Oh, it is contamination.
That's not really dinosaur.
It is bacteria, because bacteria can be ...
So there were many proposals for what could be.
And to his credit, Dr. Schweitzer did more research.
They started to find protein.
Pop them some of these cells,
observe the matrix to which the cells are attached ...
... and it is protein.
Okay, so once we understand this, what happens?
That really shook everything I guess.
That becomes part of the controversy ...
... because now clearly you face ...
... how can you explain the survival of this ?,
the complete survival of this not only for long,
but not immaculate condition.
And so the controversy has been,
"How do you explain it?".
And if you read some of the literature,
there is almost desperation because they recognize ...
... what could be the implications of this.
Now some people might say that this means nothing ...
... because we know how old you are ...
... and then it just seems that somehow survived.
It's not so bad.
But how do you know how old are they?
You use these methods, assumptions dating methods.

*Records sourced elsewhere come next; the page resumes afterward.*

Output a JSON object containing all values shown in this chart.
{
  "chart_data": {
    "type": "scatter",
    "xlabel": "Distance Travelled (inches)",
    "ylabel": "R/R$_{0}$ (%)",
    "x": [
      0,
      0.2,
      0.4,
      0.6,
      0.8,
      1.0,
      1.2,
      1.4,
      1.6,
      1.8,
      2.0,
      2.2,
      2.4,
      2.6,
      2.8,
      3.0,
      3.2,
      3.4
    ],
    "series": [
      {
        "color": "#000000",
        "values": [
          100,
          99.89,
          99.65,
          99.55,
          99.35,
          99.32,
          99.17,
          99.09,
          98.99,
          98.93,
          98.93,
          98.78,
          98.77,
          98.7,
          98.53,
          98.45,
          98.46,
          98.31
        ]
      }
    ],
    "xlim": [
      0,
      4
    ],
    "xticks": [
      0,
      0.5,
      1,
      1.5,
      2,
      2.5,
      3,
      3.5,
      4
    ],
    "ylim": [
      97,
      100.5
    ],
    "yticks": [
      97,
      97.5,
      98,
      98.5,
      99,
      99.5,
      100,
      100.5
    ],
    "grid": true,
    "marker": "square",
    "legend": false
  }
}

Well, this is a dating method.
The fabric itself can not be ruled ...
... as part of a dating method.
So, why they say this when they do not have an account?
Translation
Translate and read this script in other languages:
Select another language:
- - Select -
- 简体中文 (Chinese - Simplified)
- 繁體中文 (Chinese - Traditional)
- Español (Spanish)
- Esperanto (Esperanto)
- 日本語 (Japanese)
- Português (Portuguese)
- Deutsch (German)
- العربية (Arabic)
- Français (French)
- Русский (Russian)
- ಕನ್ನಡ (Kannada)
- 한국어 (Korean)
- עברית (Hebrew)
- Gaeilge (Irish)
- Українська (Ukrainian)
- اردو (Urdu)
- Magyar (Hungarian)
- मानक हिन्दी (Hindi)
- Indonesia (Indonesian)
- Italiano (Italian)
- தமிழ் (Tamil)
- Türkçe (Turkish)
- తెలుగు (Telugu)
- ภาษาไทย (Thai)
- Tiếng Việt (Vietnamese)
- Čeština (Czech)
- Polski (Polish)
- Bahasa Indonesia (Indonesian)
- Românește (Romanian)
- Nederlands (Dutch)
- Ελληνικά (Greek)
- Latinum (Latin)
- Svenska (Swedish)
- Dansk (Danish)
- Suomi (Finnish)
- فارسی (Persian)
- ייִדיש (Yiddish)
- հայերեն (Armenian)
- Norsk (Norwegian)
- English (English)
Citation
Use the citation below to add this screenplay to your bibliography:
Style:MLAChicagoAPA
"Is Genesis History?" Scripts.com. STANDS4 LLC, 2024. Web. 19 Nov. 2024. <https://www.scripts.com/script/is_genesis_history_10982>.
Discuss this script with the community:
Report Comment
We're doing our best to make sure our content is useful, accurate and safe.
If by any chance you spot an inappropriate comment while navigating through our website please use this form to let us know, and we'll take care of it shortly.
Attachment
You need to be logged in to favorite.